My main concerns with this scenario are that the F9 isn't programmed to activate the center engine and two other random engines across from each other instead of preset engines

Programming isn't the issue, it's the TEA-TEB igniter fluid used by the engines. Each engine start requires a "dose" of that stuff to be carried, and I believe that only the designated boost-back and landing engines carry the fluid for restarts -- the TEA-TEB used for the initial liftoff comes from a ground equipment source. I don't know if it would be a significant weight/complexity hit to carry TEA-TEB for the other engines.

And that the booster will have more fuel that it normally would during a typical landing sequence.

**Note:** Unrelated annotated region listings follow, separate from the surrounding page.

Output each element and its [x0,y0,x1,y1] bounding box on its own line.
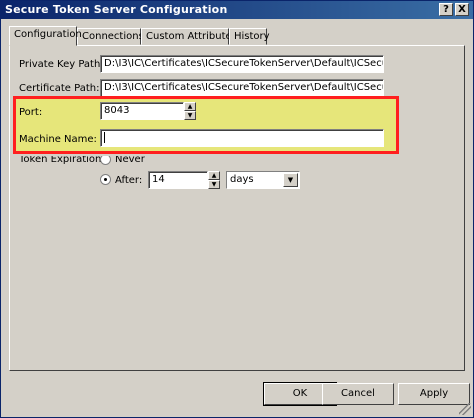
port-field[interactable]: 8043 [100,102,184,120]
tab-history[interactable]: History [229,28,270,45]
after-label: After: [115,175,143,186]
unit-value: days [230,174,254,185]
private-key-path-field[interactable]: D:\I3\IC\Certificates\ICSecureTokenServe… [100,55,384,73]
resize-grip-icon[interactable] [459,403,471,415]
apply-button[interactable]: Apply [398,383,470,405]
after-spinner[interactable]: ▲ ▼ [208,171,220,189]
port-spinner[interactable]: ▲ ▼ [184,102,196,120]
spin-down-icon[interactable]: ▼ [208,180,220,189]
close-button[interactable]: X [455,3,469,16]
after-radio[interactable] [100,174,111,185]
tab-custom-attributes[interactable]: Custom Attributes [141,28,237,45]
dialog-window: Secure Token Server Configuration ? X Co… [0,0,474,418]
title-bar[interactable]: Secure Token Server Configuration ? X [1,1,473,19]
cancel-button[interactable]: Cancel [322,383,394,405]
certificate-label: Certificate Path: [19,83,100,94]
window-title: Secure Token Server Configuration [5,3,228,16]
text-caret [104,132,105,143]
private-key-label: Private Key Path: [19,59,104,70]
spin-up-icon[interactable]: ▲ [184,102,196,111]
tab-connections[interactable]: Connections [77,28,144,45]
help-button[interactable]: ? [439,3,453,16]
after-value-field[interactable]: 14 [148,171,208,189]
spin-down-icon[interactable]: ▼ [184,111,196,120]
spin-up-icon[interactable]: ▲ [208,171,220,180]
tab-configuration[interactable]: Configuration [9,26,82,46]
machine-name-label: Machine Name: [19,134,97,145]
machine-name-field[interactable] [100,129,384,147]
certificate-path-field[interactable]: D:\I3\IC\Certificates\ICSecureTokenServe… [100,79,384,97]
port-label: Port: [19,107,43,118]
chevron-down-icon[interactable]: ▼ [283,173,298,187]
expiration-unit-select[interactable]: days ▼ [226,171,300,189]
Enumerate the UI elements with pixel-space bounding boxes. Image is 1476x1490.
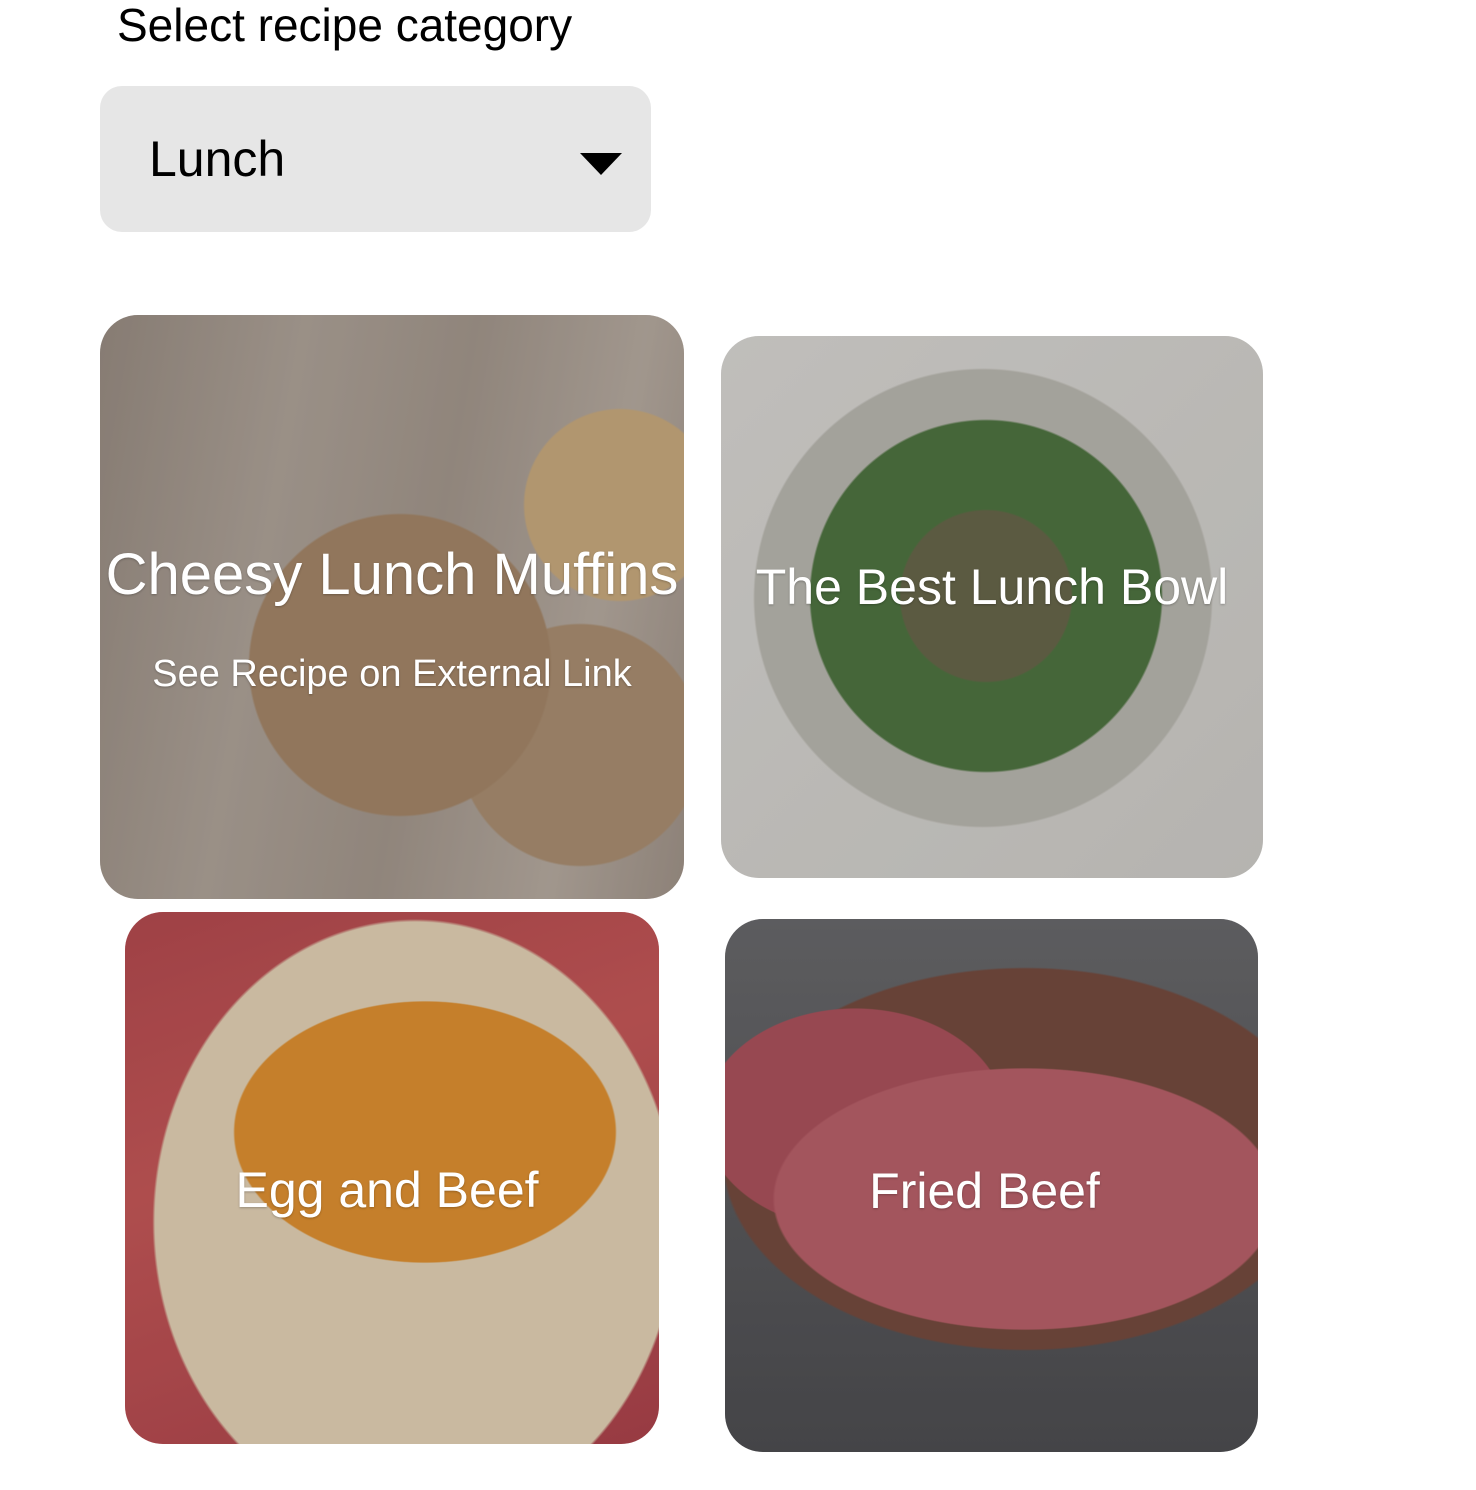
recipe-title: Fried Beef [869, 1163, 1100, 1219]
external-recipe-link[interactable]: See Recipe on External Link [100, 653, 684, 695]
category-label: Select recipe category [117, 0, 573, 51]
recipe-card-egg-and-beef[interactable]: Egg and Beef [125, 912, 659, 1444]
selected-category-value: Lunch [149, 131, 286, 187]
recipe-card-the-best-lunch-bowl[interactable]: The Best Lunch Bowl [721, 336, 1263, 878]
caret-down-icon[interactable] [580, 153, 622, 175]
card-overlay [100, 315, 684, 899]
recipe-card-cheesy-lunch-muffins[interactable]: Cheesy Lunch Muffins See Recipe on Exter… [100, 315, 684, 899]
recipe-title: Cheesy Lunch Muffins [105, 542, 679, 607]
recipe-card-fried-beef[interactable]: Fried Beef [725, 919, 1258, 1452]
recipe-title: Egg and Beef [235, 1162, 539, 1218]
recipe-title: The Best Lunch Bowl [755, 559, 1229, 615]
category-select[interactable]: Lunch [100, 86, 651, 232]
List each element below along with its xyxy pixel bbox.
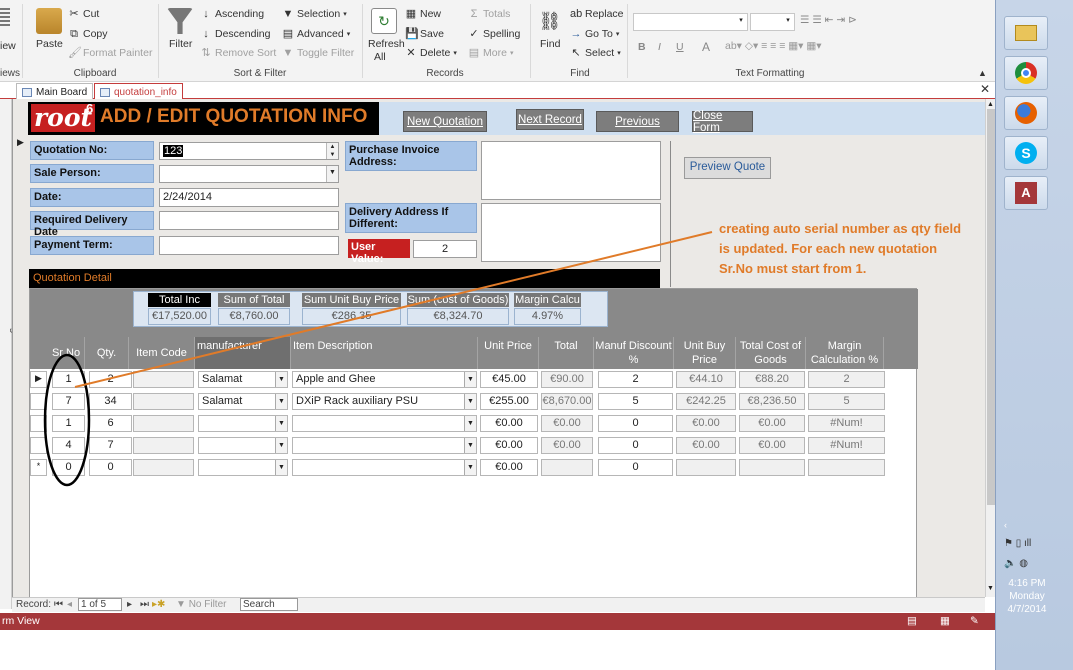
firefox-icon[interactable] xyxy=(1004,96,1048,130)
chrome-icon[interactable] xyxy=(1004,56,1048,90)
no-filter-label: No Filter xyxy=(188,599,227,610)
first-record-icon[interactable]: ⏮ xyxy=(54,599,63,610)
scroll-thumb[interactable] xyxy=(987,109,995,505)
scroll-down-icon[interactable]: ▼ xyxy=(987,585,994,592)
record-navigator: Record: ⏮ ◂ 1 of 5 ▸ ⏭ ▸✱ ▼ No Filter Se… xyxy=(12,597,985,612)
annotation-overlay xyxy=(43,231,713,487)
tray-expand-icon[interactable]: ‹ xyxy=(1004,520,1007,530)
taskbar: S A ‹ ⚑ ▯ ıll 🔈 ◍ 4:16 PM Monday 4/7/201… xyxy=(995,0,1073,670)
record-position-field[interactable]: 1 of 5 xyxy=(78,598,122,611)
status-bar: rm View ▤ ▦ ✎ xyxy=(0,613,995,630)
datasheet-view-icon[interactable]: ▦ xyxy=(940,615,950,627)
filter-icon: ▼ xyxy=(176,599,186,610)
record-label: Record: xyxy=(16,599,52,610)
design-view-icon[interactable]: ✎ xyxy=(970,615,979,627)
search-input[interactable]: Search xyxy=(240,598,298,611)
access-icon[interactable]: A xyxy=(1004,176,1048,210)
file-explorer-icon[interactable] xyxy=(1004,16,1048,50)
prev-record-icon[interactable]: ◂ xyxy=(67,599,72,610)
blank-area xyxy=(0,630,995,670)
annotation-arrow xyxy=(74,231,713,388)
clock-day: Monday xyxy=(1009,591,1045,602)
skype-icon[interactable]: S xyxy=(1004,136,1048,170)
next-record-icon[interactable]: ▸ xyxy=(127,599,132,610)
clock-date: 4/7/2014 xyxy=(1007,604,1047,615)
form-view-icon[interactable]: ▤ xyxy=(907,615,917,627)
no-filter-button[interactable]: ▼ No Filter xyxy=(176,599,226,610)
annotation-circle xyxy=(43,353,91,487)
scroll-up-icon[interactable]: ▲ xyxy=(987,101,994,108)
clock-time: 4:16 PM xyxy=(1008,578,1046,589)
status-view-text: rm View xyxy=(2,615,40,627)
new-record-icon[interactable]: ▸✱ xyxy=(152,599,165,610)
tray-icons[interactable]: ⚑ ▯ ıll xyxy=(1004,538,1031,549)
clock[interactable]: 4:16 PM Monday 4/7/2014 xyxy=(1000,577,1054,616)
last-record-icon[interactable]: ⏭ xyxy=(140,599,149,610)
vertical-scrollbar[interactable]: ▲ ▼ xyxy=(985,99,995,597)
volume-icon[interactable]: 🔈 ◍ xyxy=(1004,558,1028,569)
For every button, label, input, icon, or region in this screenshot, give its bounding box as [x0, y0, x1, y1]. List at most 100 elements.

This won't be a concern. The fuel tankage is shared among all the engines. The mitigation for engine failure on a multi-engine first stage is to keep whatever engines remain running at full throttle and use all the fuel in the hope of getting the second stage up. This maintains as much of the already-earned vertical speed as possible; even if the rocket is briefly under 1:1 thrust-to-weight ratio when engines fail, the weight is dropping quickly as fuel is consumed. Unless a lot of engines fail very early on, you'll still be climbing the whole way.

The recent Astra 0006 failure illustrated this dramatically; it lost one of five engines almost immediately on launch. It hovered just off the pad, and sideslipped for several seconds (away from the launch tower, fortunately), then finally started to climb as it lost fuel mass.